Britain on Tuesday warned Scots that voting for independence would put jobs and investment in the Scottish energy industry at risk, threatening the commercial viability of North Sea oil and gas fields and renewable energy projects.
In September Scotland will hold an referendum on whether to sever its 307-year tie with England, with Scottish nationalists arguing that a split would give them greater economic freedom.
The British government wants to keep the union intact and has produced a series of analysis papers arguing its case on issues such as the currency, security and finance.
The latest paper, due to be released on Wednesday, will say that independence would deter investment in low-carbon renewable energy and make it unprofitable for firms to extract increasingly hard-to-reach oil and gas in the seas off Scotland.

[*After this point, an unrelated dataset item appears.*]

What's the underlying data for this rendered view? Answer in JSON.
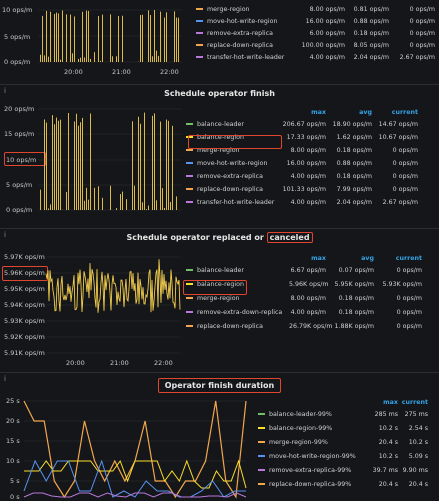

"I fear the economic and energy progress will be seriously affected by the uncertainty and disruption of independence, as investors will hold onto their cash rather than risk it," Energy Secretary Ed Davey said ahead of the report's release.
A government briefing note said that Britain's wide tax base meant it could afford to offer incentives which made it profitable for firms to tap into dwindling oil and gas reserves, generating investment and creating thousands of jobs.
It also said Scotland accounted for 10 percent of electricity sales in Britain, but received 28 percent of consumer-funded subsidies that support renewable energy.
"The reality of independence is that Scottish low carbon energy is unlikely to be able to rely on the current levels of financial support provided by all U.K. energy bill payers," the briefing note said.
The government also warned that an independent Scotland would have to compete with other countries to sell electricity into England and Wales.
Speaking earlier on Tuesday Alex Salmond, the pro-independence leader of the Scottish National Party, said Scotland was the most energy-rich nation in the European Union on a per-head basis.
"Independence would give responsibility for Scotland's natural resources to the people who are most likely to harness them wisely - the people who live and work in Scotland," he said.
"It would allow us to adopt policies which meet our priorities and specialisms. That would benefit Scotland, and it would also benefit our energy industry."